Vous avez dû recevoir, par notre ami Le Catt, le programme pour 1775, qui peut-être ne vous intéressera guère. Le marquis de Condorcet a reçu votre Lettre, et il est très-flatté du suffrage que vous donnez à ses Éloges, qui, en effet, me paraissent excellents. Je recevrai avec grand plaisir le Volume de 1771, et, quoi que vous en disiez, je ne suis pas en doute que tout ce qui y sera de vous ne soit intéressant. Je suis charmé que vous ayez trouvé un imprimeur pour le Recueil de vos Mémoires ; je les attends avec impatience, et je m’en rapporte bien à vous, d’ailleurs, pour ce que vous voudrez envoyer à notre Académie. Quant à moi, j’ai fait trêve avec la Géométrie, au moins pour quelque temps, et je m’en trouve assez bien pour le physique, mais non pour le moral, car il s’en faut bien que l’histoire de l’Académie que je fais m’intéresse autant. Elle est cependant fort avancée j’ai fait cet hiver près de deux Volumes. Je ne sais pas quand ils paraîtront, mais j’espère qu’ils ne vous ennuieront pas. Vous ne trouverez pas grand’chose qui mérite votre attention dans le reste de mon sixième Volume, que vous avez reçu. Je crois seulement qu’on peut tirer un assez bon parti du nouveau principe d’Hydrodynamique que j’ai donné, et qui, si je ne me trompe, est la vraie clef du mouvement des fluides mais je n’ai plus assez de tête pour le suivre. Adieu, mon cher et illustre ami ; je vous embrasse de tout mon cœur et je vous demande une réponse prompte sur mes importunes questions. Vale et me ama.

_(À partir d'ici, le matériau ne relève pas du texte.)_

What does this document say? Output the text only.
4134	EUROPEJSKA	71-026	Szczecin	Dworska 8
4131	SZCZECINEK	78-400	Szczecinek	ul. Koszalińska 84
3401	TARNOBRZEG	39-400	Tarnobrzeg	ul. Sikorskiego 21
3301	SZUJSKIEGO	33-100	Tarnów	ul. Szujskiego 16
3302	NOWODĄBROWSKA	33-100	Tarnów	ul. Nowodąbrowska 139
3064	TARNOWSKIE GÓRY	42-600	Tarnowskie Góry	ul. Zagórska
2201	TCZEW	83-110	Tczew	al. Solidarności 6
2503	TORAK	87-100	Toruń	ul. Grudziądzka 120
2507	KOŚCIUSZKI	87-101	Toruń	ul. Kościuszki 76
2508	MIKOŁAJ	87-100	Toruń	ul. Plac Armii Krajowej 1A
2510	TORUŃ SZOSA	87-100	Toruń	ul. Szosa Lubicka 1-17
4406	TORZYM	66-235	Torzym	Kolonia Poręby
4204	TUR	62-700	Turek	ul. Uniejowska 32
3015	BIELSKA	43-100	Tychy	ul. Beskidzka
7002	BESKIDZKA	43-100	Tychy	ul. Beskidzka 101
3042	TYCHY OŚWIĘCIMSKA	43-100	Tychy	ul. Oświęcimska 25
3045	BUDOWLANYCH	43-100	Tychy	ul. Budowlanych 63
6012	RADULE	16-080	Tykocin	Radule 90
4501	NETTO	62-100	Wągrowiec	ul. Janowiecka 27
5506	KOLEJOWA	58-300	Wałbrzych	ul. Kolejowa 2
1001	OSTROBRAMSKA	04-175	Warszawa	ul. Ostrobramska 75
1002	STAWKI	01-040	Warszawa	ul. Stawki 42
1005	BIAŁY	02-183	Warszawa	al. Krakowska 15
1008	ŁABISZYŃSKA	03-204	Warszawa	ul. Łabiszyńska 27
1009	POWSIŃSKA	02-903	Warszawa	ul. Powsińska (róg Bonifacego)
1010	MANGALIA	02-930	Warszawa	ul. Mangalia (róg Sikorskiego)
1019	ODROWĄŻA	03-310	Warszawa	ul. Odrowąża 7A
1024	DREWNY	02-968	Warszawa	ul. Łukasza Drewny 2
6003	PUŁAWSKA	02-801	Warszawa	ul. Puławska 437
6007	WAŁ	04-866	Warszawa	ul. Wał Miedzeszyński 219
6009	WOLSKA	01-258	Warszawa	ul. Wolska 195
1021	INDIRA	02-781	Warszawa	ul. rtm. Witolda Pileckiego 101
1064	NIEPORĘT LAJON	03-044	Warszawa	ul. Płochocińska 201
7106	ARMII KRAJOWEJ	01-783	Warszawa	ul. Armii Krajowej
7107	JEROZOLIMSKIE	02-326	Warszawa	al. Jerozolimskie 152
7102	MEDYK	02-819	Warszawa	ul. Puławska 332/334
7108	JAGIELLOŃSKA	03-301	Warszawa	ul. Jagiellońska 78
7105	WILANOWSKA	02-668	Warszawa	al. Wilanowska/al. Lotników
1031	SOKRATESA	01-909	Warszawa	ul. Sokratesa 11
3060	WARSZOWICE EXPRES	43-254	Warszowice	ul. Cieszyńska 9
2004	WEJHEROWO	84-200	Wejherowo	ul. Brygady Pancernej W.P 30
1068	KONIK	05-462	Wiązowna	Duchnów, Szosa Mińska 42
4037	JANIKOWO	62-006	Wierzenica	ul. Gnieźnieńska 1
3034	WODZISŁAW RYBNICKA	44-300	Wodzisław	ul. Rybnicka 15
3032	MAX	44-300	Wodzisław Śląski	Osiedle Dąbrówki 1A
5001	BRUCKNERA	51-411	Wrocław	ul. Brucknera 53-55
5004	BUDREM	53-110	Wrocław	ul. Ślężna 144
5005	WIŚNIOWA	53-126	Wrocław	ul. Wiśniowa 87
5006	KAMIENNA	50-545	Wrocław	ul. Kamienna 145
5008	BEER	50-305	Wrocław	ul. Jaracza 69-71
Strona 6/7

À Monsieur de la Grange, directeur de la Classe mathématique
de l’Académie des Sciences, etc., à Berlin
.
(En note : Répondu le 29 juin 1773.)

  1. Joseph Banks, naturaliste, né à Londres le+ janvier 1743, mort le 19 juin 1820. — Daniel-Charles Solander, naturaliste, né dans le Nordland (Suède), mort le 16 mai 1782 à Londres. Tous deux avaient été compagnonsdu capitaine Cook, mais ils n’ont publié aucune relation de leur voyage.
  2. C’est probablement Joseph Bartoli, professeur de Belles-Lettres à Turin, correspondant de l’Académie des Inscriptions, né à Padoue en févier 1717, mort en 1788.